Chicago | Reuters — U.S. corn futures climbed for a seventh session to their highest in a year on Tuesday as rainy weather and soggy fields across the U.S. corn belt stalled spring planting.
Wheat also advanced on worries about winter crop damage due to heavy rains and flooding in the southern U.S. Plains.
Soybeans turned lower after a report that the U.S. Department of Agriculture (USDA) may soon announce a trade-war aid package for farmers that could boost soybean plantings and possibly further swell record-large stocks of the oilseed.
A weekly USDA crop progress report late on Monday said U.S. corn and soybean plantings were progressing even more slowly than had been feared.
USDA said a lower-than-expected 49 per cent of the U.S. corn crop has been planted, the slowest pace on record, based on data going back to 1980. Soybeans were 19 per cent planted, also short of market expectations.

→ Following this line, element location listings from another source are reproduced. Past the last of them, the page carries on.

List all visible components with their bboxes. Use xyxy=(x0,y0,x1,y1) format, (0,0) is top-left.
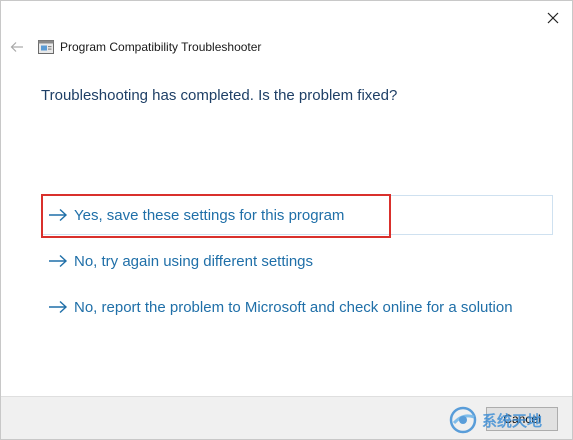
cancel-button[interactable]: Cancel xyxy=(486,407,558,431)
dialog-footer: Cancel xyxy=(1,396,572,439)
option-label: No, report the problem to Microsoft and … xyxy=(74,298,513,316)
option-yes-save-settings[interactable]: Yes, save these settings for this progra… xyxy=(41,195,553,235)
option-label: Yes, save these settings for this progra… xyxy=(74,206,345,224)
back-button[interactable] xyxy=(7,37,27,57)
right-arrow-icon xyxy=(48,300,68,314)
option-label: No, try again using different settings xyxy=(74,252,314,270)
back-arrow-icon xyxy=(10,42,23,52)
window-title: Program Compatibility Troubleshooter xyxy=(60,40,262,54)
troubleshooter-app-icon xyxy=(38,40,54,54)
options-list: Yes, save these settings for this progra… xyxy=(41,195,553,333)
troubleshooter-dialog: Program Compatibility Troubleshooter Tro… xyxy=(0,0,573,440)
right-arrow-icon xyxy=(48,208,68,222)
dialog-header: Program Compatibility Troubleshooter xyxy=(7,35,261,59)
close-button[interactable] xyxy=(542,7,564,29)
page-title: Troubleshooting has completed. Is the pr… xyxy=(41,87,398,104)
option-no-try-again[interactable]: No, try again using different settings xyxy=(41,241,553,281)
right-arrow-icon xyxy=(48,254,68,268)
option-no-report-problem[interactable]: No, report the problem to Microsoft and … xyxy=(41,287,553,327)
close-icon xyxy=(547,12,559,24)
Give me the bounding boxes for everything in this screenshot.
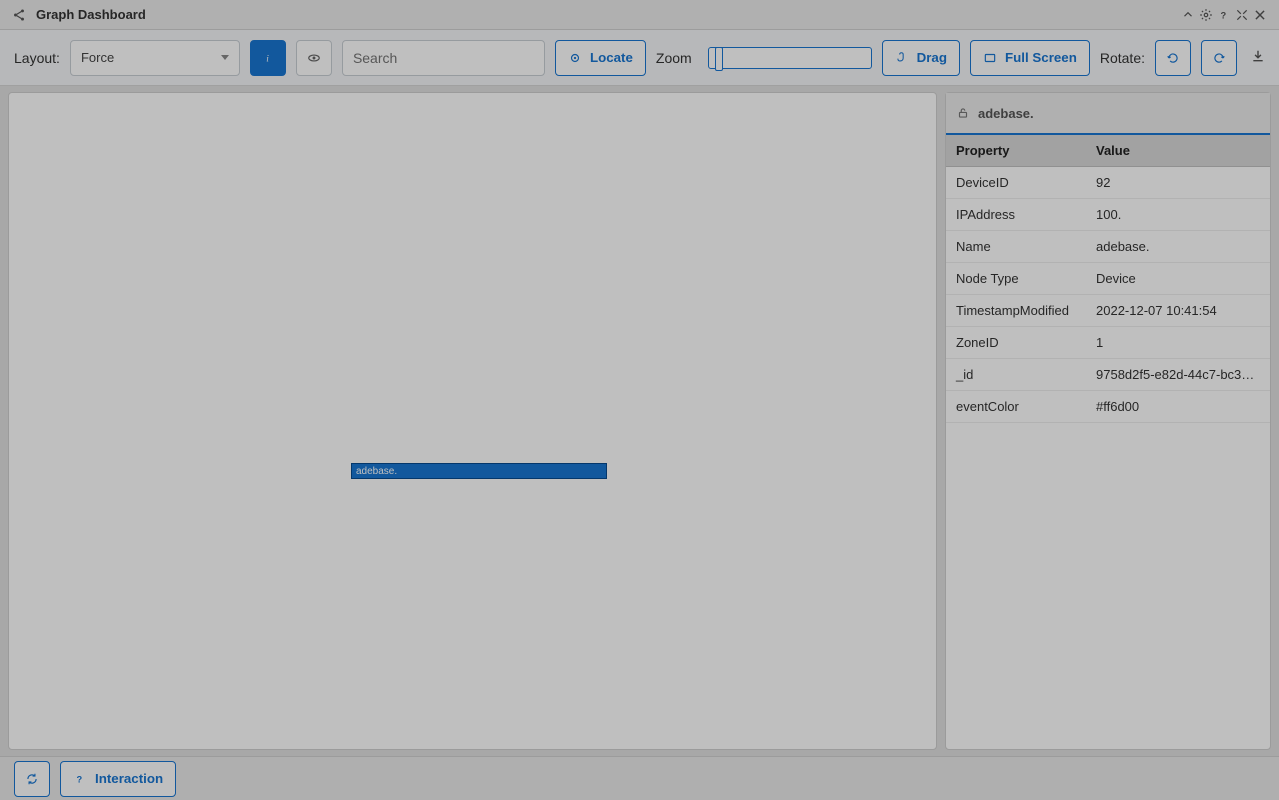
details-panel: adebase. Property Value DeviceID92IPAddr…: [945, 92, 1271, 750]
info-button[interactable]: i: [250, 40, 286, 76]
prop-value: 1: [1086, 327, 1270, 359]
prop-key: Node Type: [946, 263, 1086, 295]
prop-value: 2022-12-07 10:41:54: [1086, 295, 1270, 327]
table-row: TimestampModified2022-12-07 10:41:54: [946, 295, 1270, 327]
prop-value: 92: [1086, 167, 1270, 199]
prop-value: #ff6d00: [1086, 391, 1270, 423]
search-input[interactable]: [342, 40, 545, 76]
details-title: adebase.: [978, 106, 1034, 121]
prop-value: adebase.: [1086, 231, 1270, 263]
layout-label: Layout:: [14, 50, 60, 66]
table-row: ZoneID1: [946, 327, 1270, 359]
table-row: _id9758d2f5-e82d-44c7-bc36-fab: [946, 359, 1270, 391]
help-icon[interactable]: ?: [1215, 6, 1233, 24]
visibility-button[interactable]: [296, 40, 332, 76]
zoom-label: Zoom: [656, 50, 692, 66]
graph-canvas-container[interactable]: adebase.: [8, 92, 937, 750]
table-row: DeviceID92: [946, 167, 1270, 199]
selected-node-label[interactable]: adebase.: [351, 463, 607, 479]
prop-value: 100.: [1086, 199, 1270, 231]
window-title: Graph Dashboard: [36, 7, 146, 22]
prop-key: Name: [946, 231, 1086, 263]
rotate-ccw-button[interactable]: [1155, 40, 1191, 76]
prop-key: _id: [946, 359, 1086, 391]
share-icon: [10, 6, 28, 24]
prop-value: 9758d2f5-e82d-44c7-bc36-fab: [1086, 359, 1270, 391]
table-row: Nameadebase.: [946, 231, 1270, 263]
prop-key: IPAddress: [946, 199, 1086, 231]
layout-select[interactable]: Force: [70, 40, 240, 76]
svg-text:?: ?: [1221, 10, 1227, 20]
interaction-button[interactable]: ? Interaction: [60, 761, 176, 797]
properties-table: Property Value DeviceID92IPAddress100.Na…: [946, 135, 1270, 423]
svg-text:?: ?: [77, 774, 83, 784]
window-header: Graph Dashboard ?: [0, 0, 1279, 30]
close-icon[interactable]: [1251, 6, 1269, 24]
locate-label: Locate: [590, 50, 633, 65]
fullscreen-label: Full Screen: [1005, 50, 1077, 65]
refresh-button[interactable]: [14, 761, 50, 797]
zoom-slider[interactable]: [702, 40, 872, 76]
prop-key: eventColor: [946, 391, 1086, 423]
gear-icon[interactable]: [1197, 6, 1215, 24]
prop-key: ZoneID: [946, 327, 1086, 359]
prop-key: TimestampModified: [946, 295, 1086, 327]
col-value: Value: [1086, 135, 1270, 167]
locate-button[interactable]: Locate: [555, 40, 646, 76]
graph-svg[interactable]: [9, 93, 309, 243]
toolbar: Layout: Force i Locate Zoom Drag Full Sc…: [0, 30, 1279, 86]
collapse-icon[interactable]: [1179, 6, 1197, 24]
drag-label: Drag: [917, 50, 947, 65]
expand-icon[interactable]: [1233, 6, 1251, 24]
table-row: Node TypeDevice: [946, 263, 1270, 295]
prop-key: DeviceID: [946, 167, 1086, 199]
main-area: adebase. adebase. Property Value DeviceI…: [0, 86, 1279, 756]
footer: ? Interaction: [0, 756, 1279, 800]
interaction-label: Interaction: [95, 771, 163, 786]
download-icon[interactable]: [1251, 49, 1265, 66]
svg-text:i: i: [266, 54, 269, 64]
unlock-icon: [956, 106, 970, 120]
prop-value: Device: [1086, 263, 1270, 295]
fullscreen-button[interactable]: Full Screen: [970, 40, 1090, 76]
details-header: adebase.: [946, 93, 1270, 135]
layout-value: Force: [81, 50, 114, 65]
drag-button[interactable]: Drag: [882, 40, 960, 76]
zoom-handle[interactable]: [715, 47, 723, 71]
chevron-down-icon: [221, 55, 229, 60]
col-property: Property: [946, 135, 1086, 167]
table-row: eventColor#ff6d00: [946, 391, 1270, 423]
table-row: IPAddress100.: [946, 199, 1270, 231]
rotate-label: Rotate:: [1100, 50, 1145, 66]
rotate-cw-button[interactable]: [1201, 40, 1237, 76]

“Crop progress came in slightly below expectations for corn and below expectations for soybeans, and the big weather event overnight and today is still having a positive influence on wheat,” said Ted Seifried, chief agriculture market strategist with Zaner Group.
Prices, however, have retreated from session highs on technical selling and profit taking following recent strong gains.

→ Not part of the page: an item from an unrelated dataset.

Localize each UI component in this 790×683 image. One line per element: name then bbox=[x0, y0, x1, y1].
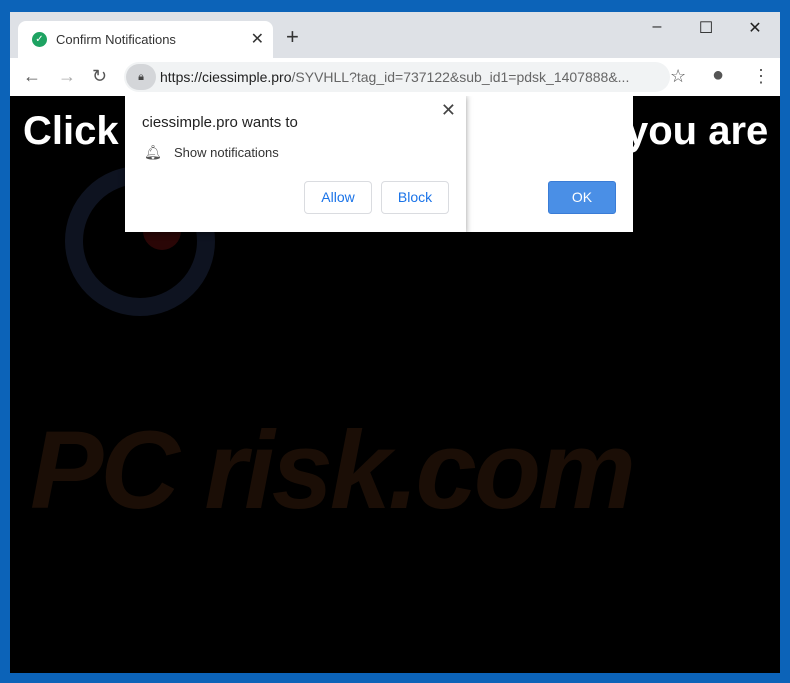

Corn’s seven-session rally, which has taken prices up more than 10 per cent, may prompt U.S. farmers to plant corn later in the spring despite potential yield declines and reduced insurance coverage for fields sown after local planting deadlines.
“The economics of this crop have changed dramatically in the last eight days, which makes it more difficult to imagine some of these massive prevented planting acreage numbers that some people have been talking about,” Seifried said.

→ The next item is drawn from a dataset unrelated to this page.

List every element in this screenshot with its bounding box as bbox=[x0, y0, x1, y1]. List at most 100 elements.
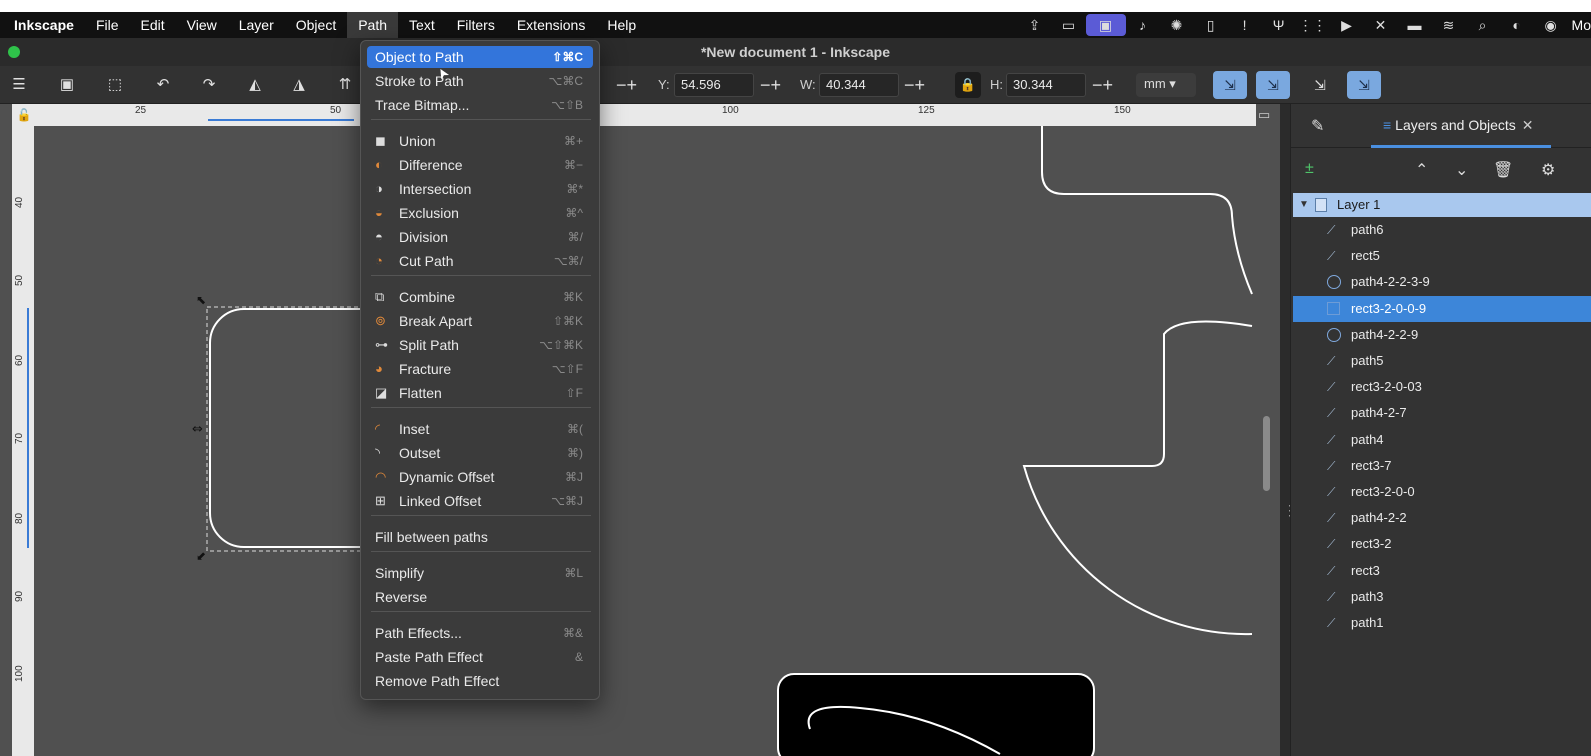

Chicago Board of Trade (CBOT) July corn ended up 5-1/4 cents at $3.94-1/4 per bushel after peaking at $3.99, the highest point for a most active contract since May 29, 2018 (all figures US$).
July soybeans fell 9-3/4 cents to $8.22 a bushel, shedding earlier gains after a report that farmers may be paid $2 per bushel to offset losses from the U.S.-China trade war.
“That is a pretty enticing carrot, and that tells me that they are going to try to get as many bean acres in as possible, at the expense of corn,” said Matt Connelly, analyst with The Hightower Report.
CBOT July wheat was 1/2 cent higher at $4.78-3/4 a bushel after peaking at $4.92-3/4, the highest since Feb. 25.